Gathered around me they digested this information… and you could watch their faces fall slowly. I think their muscles even deflated slightly. Some blood vessels in their necks receded. I started to smile uncontrollably again. Because as we all know - people who work out too much or who take steroids - well they are not the group known for their emotional stability. They were going to cry soon. And there was no Vitamin that could save them from it here at the "olde vitamin shoppe."
Did I mention that I was a full head taller than them. We were different species. I got myself back into my business face and reasoned with them that "No. Thank you but I cannot purchase an alternate beverage. MY BOSS needs exactly what he asked for.

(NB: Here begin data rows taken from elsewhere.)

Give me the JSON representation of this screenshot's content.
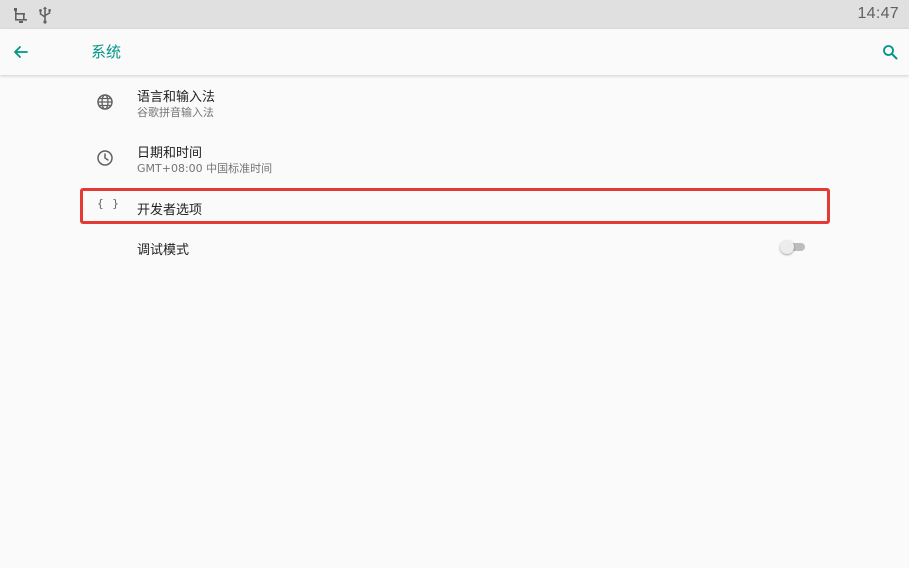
{
  "status_bar": {
    "time": "14:47",
    "icons": [
      "network-icon",
      "usb-icon"
    ]
  },
  "toolbar": {
    "title": "系统",
    "back_icon": "arrow-back-icon",
    "search_icon": "search-icon"
  },
  "items": [
    {
      "icon": "globe-icon",
      "title": "语言和输入法",
      "subtitle": "谷歌拼音输入法"
    },
    {
      "icon": "clock-icon",
      "title": "日期和时间",
      "subtitle": "GMT+08:00 中国标准时间"
    },
    {
      "icon": "braces-icon",
      "icon_text": "{ }",
      "title": "开发者选项",
      "highlighted": true
    },
    {
      "title": "调试模式",
      "toggle_on": false
    }
  ],
  "colors": {
    "accent": "#009688",
    "highlight_border": "#e53935",
    "status_bar_bg": "#e0e0e0",
    "background": "#fafafa"
  }
}
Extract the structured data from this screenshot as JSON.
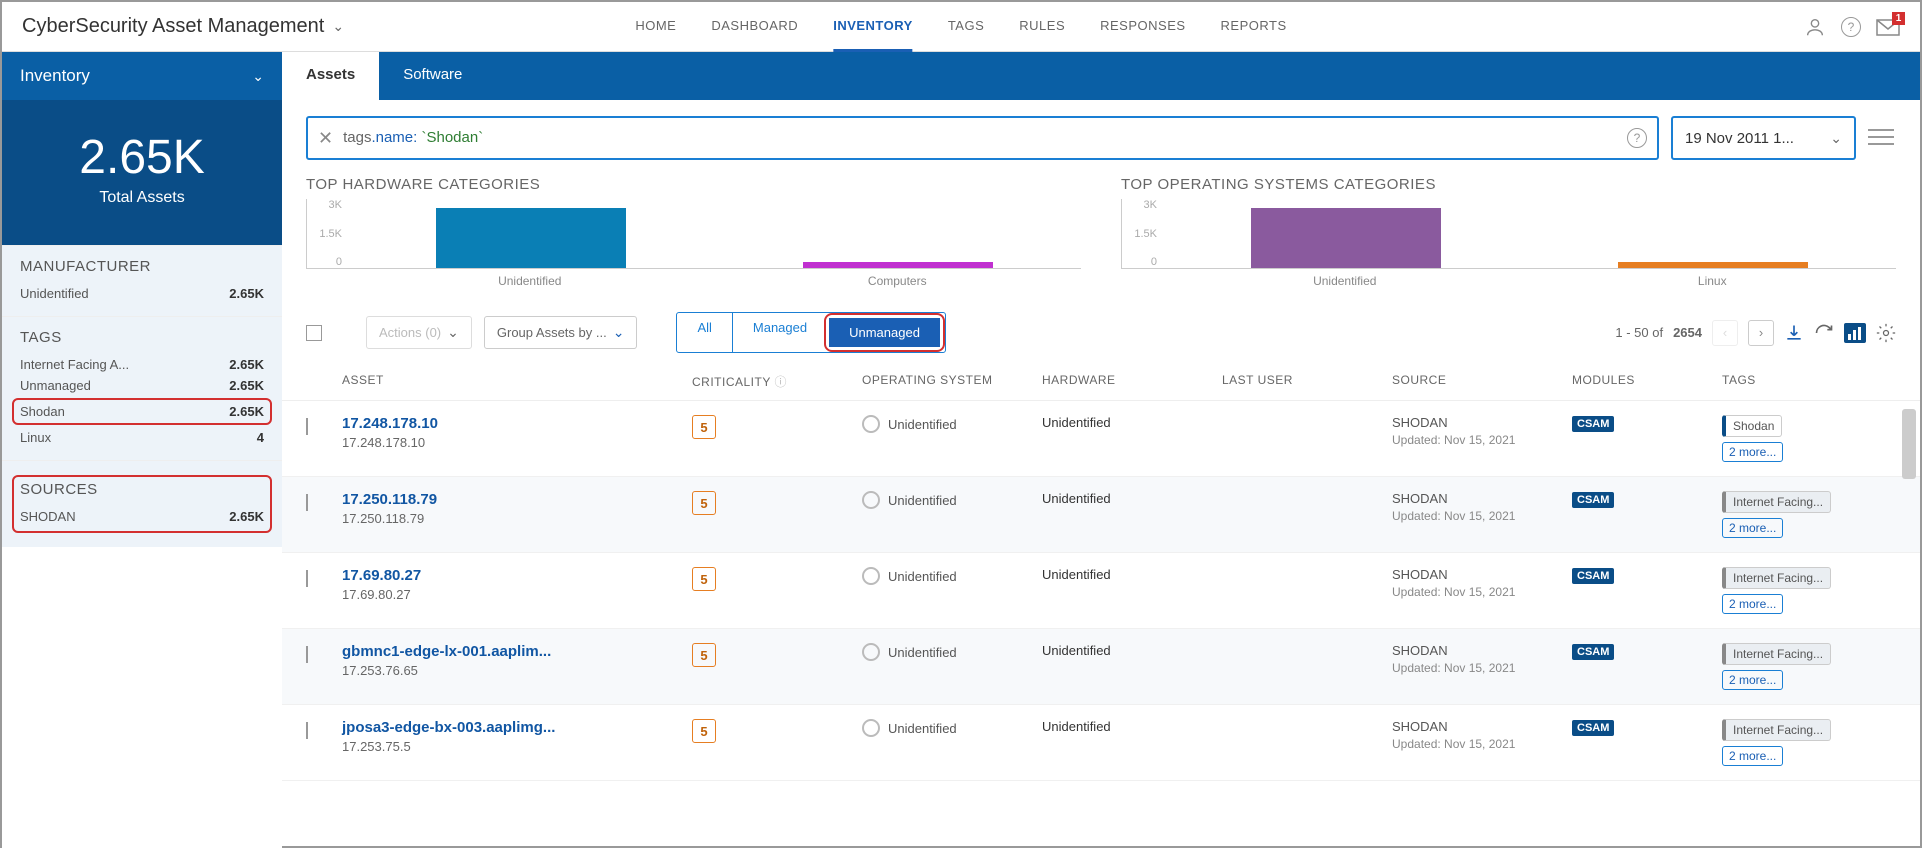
{
  "app": {
    "title": "CyberSecurity Asset Management"
  },
  "nav": [
    "HOME",
    "DASHBOARD",
    "INVENTORY",
    "TAGS",
    "RULES",
    "RESPONSES",
    "REPORTS"
  ],
  "nav_active": "INVENTORY",
  "mail_badge": "1",
  "sidebar": {
    "title": "Inventory",
    "summary_num": "2.65K",
    "summary_label": "Total Assets",
    "sections": [
      {
        "title": "MANUFACTURER",
        "rows": [
          {
            "label": "Unidentified",
            "val": "2.65K"
          }
        ]
      },
      {
        "title": "TAGS",
        "rows": [
          {
            "label": "Internet Facing A...",
            "val": "2.65K"
          },
          {
            "label": "Unmanaged",
            "val": "2.65K"
          },
          {
            "label": "Shodan",
            "val": "2.65K",
            "hl": true
          },
          {
            "label": "Linux",
            "val": "4"
          }
        ]
      },
      {
        "title": "SOURCES",
        "hl": true,
        "rows": [
          {
            "label": "SHODAN",
            "val": "2.65K"
          }
        ]
      }
    ]
  },
  "subtabs": [
    {
      "label": "Assets",
      "active": true
    },
    {
      "label": "Software"
    }
  ],
  "search": {
    "prefix": "tags",
    "mid": ".name:",
    "value": " `Shodan`"
  },
  "date_picker": "19 Nov 2011 1...",
  "charts": [
    {
      "title": "TOP HARDWARE CATEGORIES",
      "ticks": [
        "3K",
        "1.5K",
        "0"
      ],
      "bars": [
        {
          "label": "Unidentified",
          "h": 60,
          "color": "#0a7fb5"
        },
        {
          "label": "Computers",
          "h": 6,
          "color": "#c030d0"
        }
      ]
    },
    {
      "title": "TOP OPERATING SYSTEMS CATEGORIES",
      "ticks": [
        "3K",
        "1.5K",
        "0"
      ],
      "bars": [
        {
          "label": "Unidentified",
          "h": 60,
          "color": "#8a5a9e"
        },
        {
          "label": "Linux",
          "h": 6,
          "color": "#e67e22"
        }
      ]
    }
  ],
  "chart_data": [
    {
      "type": "bar",
      "title": "TOP HARDWARE CATEGORIES",
      "categories": [
        "Unidentified",
        "Computers"
      ],
      "values": [
        2650,
        200
      ],
      "ylim": [
        0,
        3000
      ],
      "ylabel": "",
      "xlabel": ""
    },
    {
      "type": "bar",
      "title": "TOP OPERATING SYSTEMS CATEGORIES",
      "categories": [
        "Unidentified",
        "Linux"
      ],
      "values": [
        2650,
        200
      ],
      "ylim": [
        0,
        3000
      ],
      "ylabel": "",
      "xlabel": ""
    }
  ],
  "toolbar": {
    "actions": "Actions (0)",
    "group": "Group Assets by ...",
    "seg": [
      "All",
      "Managed",
      "Unmanaged"
    ],
    "seg_active": "Unmanaged",
    "range": "1 - 50 of",
    "total": "2654"
  },
  "columns": [
    "ASSET",
    "CRITICALITY",
    "OPERATING SYSTEM",
    "HARDWARE",
    "LAST USER",
    "SOURCE",
    "MODULES",
    "TAGS"
  ],
  "rows": [
    {
      "name": "17.248.178.10",
      "ip": "17.248.178.10",
      "crit": "5",
      "os": "Unidentified",
      "hw": "Unidentified",
      "src": "SHODAN",
      "upd": "Updated: Nov 15, 2021",
      "mod": "CSAM",
      "tag": "Shodan",
      "tagcls": "blue",
      "more": "2 more..."
    },
    {
      "name": "17.250.118.79",
      "ip": "17.250.118.79",
      "crit": "5",
      "os": "Unidentified",
      "hw": "Unidentified",
      "src": "SHODAN",
      "upd": "Updated: Nov 15, 2021",
      "mod": "CSAM",
      "tag": "Internet Facing...",
      "tagcls": "grey",
      "more": "2 more..."
    },
    {
      "name": "17.69.80.27",
      "ip": "17.69.80.27",
      "crit": "5",
      "os": "Unidentified",
      "hw": "Unidentified",
      "src": "SHODAN",
      "upd": "Updated: Nov 15, 2021",
      "mod": "CSAM",
      "tag": "Internet Facing...",
      "tagcls": "grey",
      "more": "2 more..."
    },
    {
      "name": "gbmnc1-edge-lx-001.aaplim...",
      "ip": "17.253.76.65",
      "crit": "5",
      "os": "Unidentified",
      "hw": "Unidentified",
      "src": "SHODAN",
      "upd": "Updated: Nov 15, 2021",
      "mod": "CSAM",
      "tag": "Internet Facing...",
      "tagcls": "grey",
      "more": "2 more..."
    },
    {
      "name": "jposa3-edge-bx-003.aaplimg...",
      "ip": "17.253.75.5",
      "crit": "5",
      "os": "Unidentified",
      "hw": "Unidentified",
      "src": "SHODAN",
      "upd": "Updated: Nov 15, 2021",
      "mod": "CSAM",
      "tag": "Internet Facing...",
      "tagcls": "grey",
      "more": "2 more..."
    }
  ]
}
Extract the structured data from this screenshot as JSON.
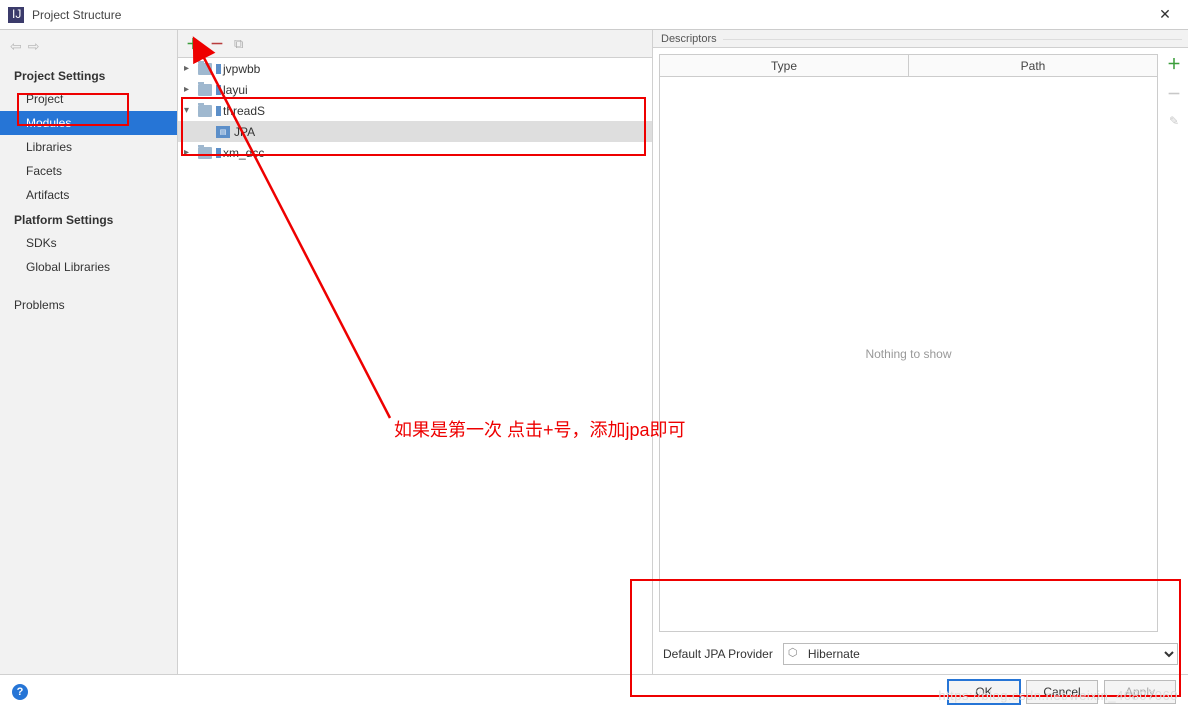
{
  "title": "Project Structure",
  "sidebar": {
    "sections": [
      {
        "title": "Project Settings",
        "items": [
          "Project",
          "Modules",
          "Libraries",
          "Facets",
          "Artifacts"
        ],
        "selectedIndex": 1
      },
      {
        "title": "Platform Settings",
        "items": [
          "SDKs",
          "Global Libraries"
        ]
      }
    ],
    "extra": "Problems"
  },
  "tree": [
    {
      "label": "jvpwbb",
      "level": 1,
      "expanded": false
    },
    {
      "label": "layui",
      "level": 1,
      "expanded": false
    },
    {
      "label": "threadS",
      "level": 1,
      "expanded": true
    },
    {
      "label": "JPA",
      "level": 2,
      "selected": true,
      "icon": "jpa"
    },
    {
      "label": "xm_dcc",
      "level": 1,
      "expanded": false
    }
  ],
  "descriptors": {
    "label": "Descriptors",
    "columns": [
      "Type",
      "Path"
    ],
    "empty": "Nothing to show"
  },
  "provider": {
    "label": "Default JPA Provider",
    "value": "Hibernate"
  },
  "buttons": {
    "ok": "OK",
    "cancel": "Cancel",
    "apply": "Apply"
  },
  "annotation": {
    "text": "如果是第一次 点击+号，添加jpa即可"
  },
  "watermark": "https://blog.csdn.net/weixin_40807060"
}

Because he is a demanding superstar whose name I cannot tell you because of security reasons."
They nodded their understanding. They were not surprised that there were couriers for business GODS in their store. They were surprised that they - their store - did not have the product that was being asked for. It was almost unfathomable.
As I drove away from their store I saw them lighting the rows of smelly pills on fire with torches with downturned faces and then a distant - but expected - two gun shots echoed in the darkness of this cold March night. It was over for them.
And it's better that they didn't have the knowledge that I got the shizzle at the GNC that was less than a half mile away. The guy that worked there had the same look my chocolate lab has when I return from the bathroom. "Huh? Where am I?"